Le bilan officiel fait toujours état d'un mort et de 89 blessés, dont 11 se trouvent en urgence absolue. Les secours avaient été dépêchés en nombre sur les lieux, et les hôpitaux de la région avaient été mis en alerte. Les victimes ont été prises en charge rapidement, mais la gravité de certaines blessures a nécessité une mobilisation médicale importante.
Les circonstances exactes de l'accident font l'objet d'une enquête approfondie menée par l'organisme britannique chargé de la sécurité ferroviaire. Les analystes examinent notamment les enregistrements des boîtes noires des deux trains ainsi que les données de signalisation. Le fait que le conducteur ait passé un signal rouge constitue une piste centrale, mais les investigations doivent déterminer s'il s'agit d'une erreur humaine, d'un dysfonctionnement technique ou d'une combinaison de facteurs.
Des questions sur la sécurité
Ce drame relance le débat sur la sécurité des lignes ferroviaires au Royaume-Uni. Les systèmes de protection automatique des trains, capables de stopper un convoi en cas de franchissement d'un signal fermé, ne sont pas déployés sur l'ensemble du réseau. Certains experts estiment que leur généralisation pourrait réduire le risque d'accidents similaires.
La compagnie exploitant le train de passagers a exprimé ses condoléances aux proches de la victime et assure coopérer pleinement avec les enquêteurs. De son côté, le syndicat des conducteurs a appelé à ne pas tirer de conclusions hâtives avant la fin de l'enquête, rappelant que les causes d'un franchissement de signal peuvent être multiples, allant de la fatigue à une défaillance technique.
Une collision violente
Les faits remontent à la fin de la semaine dernière. Un train de voyageurs circulant à vive allure a percuté par l'arrière un autre train à l'arrêt sur la voie, près de la gare de Bedford. La violence du choc a provoqué le déraillement de plusieurs voitures et un incendie dans l'un des wagons. Les passagers, sous le choc, ont dû être évacués pendant que les pompiers luttaient contre les flammes.

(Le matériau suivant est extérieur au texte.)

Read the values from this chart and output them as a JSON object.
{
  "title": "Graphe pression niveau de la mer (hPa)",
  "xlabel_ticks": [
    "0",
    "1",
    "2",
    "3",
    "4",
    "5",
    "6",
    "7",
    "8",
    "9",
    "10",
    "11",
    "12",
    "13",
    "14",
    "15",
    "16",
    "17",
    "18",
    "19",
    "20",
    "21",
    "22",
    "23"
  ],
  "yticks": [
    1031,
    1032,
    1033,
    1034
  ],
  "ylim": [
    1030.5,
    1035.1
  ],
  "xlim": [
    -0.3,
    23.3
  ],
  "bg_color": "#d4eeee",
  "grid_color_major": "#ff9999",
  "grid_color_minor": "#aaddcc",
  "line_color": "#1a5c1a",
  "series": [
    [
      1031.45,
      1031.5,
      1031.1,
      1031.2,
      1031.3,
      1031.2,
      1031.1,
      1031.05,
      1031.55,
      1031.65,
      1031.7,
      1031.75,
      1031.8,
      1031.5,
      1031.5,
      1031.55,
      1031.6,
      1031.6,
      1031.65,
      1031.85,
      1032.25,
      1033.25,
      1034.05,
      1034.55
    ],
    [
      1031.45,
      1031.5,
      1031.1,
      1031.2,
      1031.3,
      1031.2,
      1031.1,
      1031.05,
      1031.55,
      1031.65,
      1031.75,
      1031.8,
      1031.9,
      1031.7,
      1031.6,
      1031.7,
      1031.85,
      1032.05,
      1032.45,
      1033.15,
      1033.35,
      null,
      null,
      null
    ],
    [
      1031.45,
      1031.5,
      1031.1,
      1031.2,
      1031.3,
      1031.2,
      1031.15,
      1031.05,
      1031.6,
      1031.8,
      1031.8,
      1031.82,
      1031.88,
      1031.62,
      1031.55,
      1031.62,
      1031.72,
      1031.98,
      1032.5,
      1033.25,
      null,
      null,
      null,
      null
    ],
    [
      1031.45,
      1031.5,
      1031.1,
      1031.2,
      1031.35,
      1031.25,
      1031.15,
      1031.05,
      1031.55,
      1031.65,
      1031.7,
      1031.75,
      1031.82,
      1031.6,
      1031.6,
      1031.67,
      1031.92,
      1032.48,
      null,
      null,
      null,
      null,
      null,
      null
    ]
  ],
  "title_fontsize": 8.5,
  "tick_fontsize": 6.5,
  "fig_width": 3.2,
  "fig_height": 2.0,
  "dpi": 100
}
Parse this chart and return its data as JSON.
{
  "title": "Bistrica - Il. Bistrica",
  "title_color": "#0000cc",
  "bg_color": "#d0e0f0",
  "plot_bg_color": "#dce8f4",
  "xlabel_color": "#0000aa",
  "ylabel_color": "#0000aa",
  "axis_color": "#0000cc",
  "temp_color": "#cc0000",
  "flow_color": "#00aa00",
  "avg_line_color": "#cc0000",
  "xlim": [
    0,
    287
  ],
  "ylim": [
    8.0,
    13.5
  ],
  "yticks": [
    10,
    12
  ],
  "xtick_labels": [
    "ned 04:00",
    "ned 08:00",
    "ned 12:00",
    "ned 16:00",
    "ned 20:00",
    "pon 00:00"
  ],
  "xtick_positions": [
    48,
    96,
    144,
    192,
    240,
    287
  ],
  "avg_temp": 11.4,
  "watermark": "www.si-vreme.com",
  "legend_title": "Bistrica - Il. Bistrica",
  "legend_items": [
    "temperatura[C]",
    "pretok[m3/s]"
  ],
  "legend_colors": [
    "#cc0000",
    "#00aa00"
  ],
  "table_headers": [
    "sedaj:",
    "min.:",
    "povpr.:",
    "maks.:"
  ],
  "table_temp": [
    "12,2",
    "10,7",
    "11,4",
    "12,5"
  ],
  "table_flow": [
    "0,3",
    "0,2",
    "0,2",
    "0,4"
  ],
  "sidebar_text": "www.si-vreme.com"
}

Les témoins ont décrit une scène de chaos. "C'était comme un tremblement de terre", a rapporté l'un d'eux. Les équipes de secours ont travaillé pendant des heures pour extraire les blessés des carcasses métalliques.
Un bilan qui pourrait évoluer
Si le bilan humain semble stabilisé, les autorités n'excluent pas une révision à la hausse du nombre de blessés graves, certains étant encore dans un état critique. Les familles des victimes ont été informées et une cellule psychologique a été mise en place.
Le gouvernement britannique a promis une enquête "transparente et rigoureuse". Les résultats préliminaires sont attendus dans les prochaines semaines. En attendant, la circulation des trains sur la ligne concernée reste interrompue, le temps des réparations et des investigations techniques.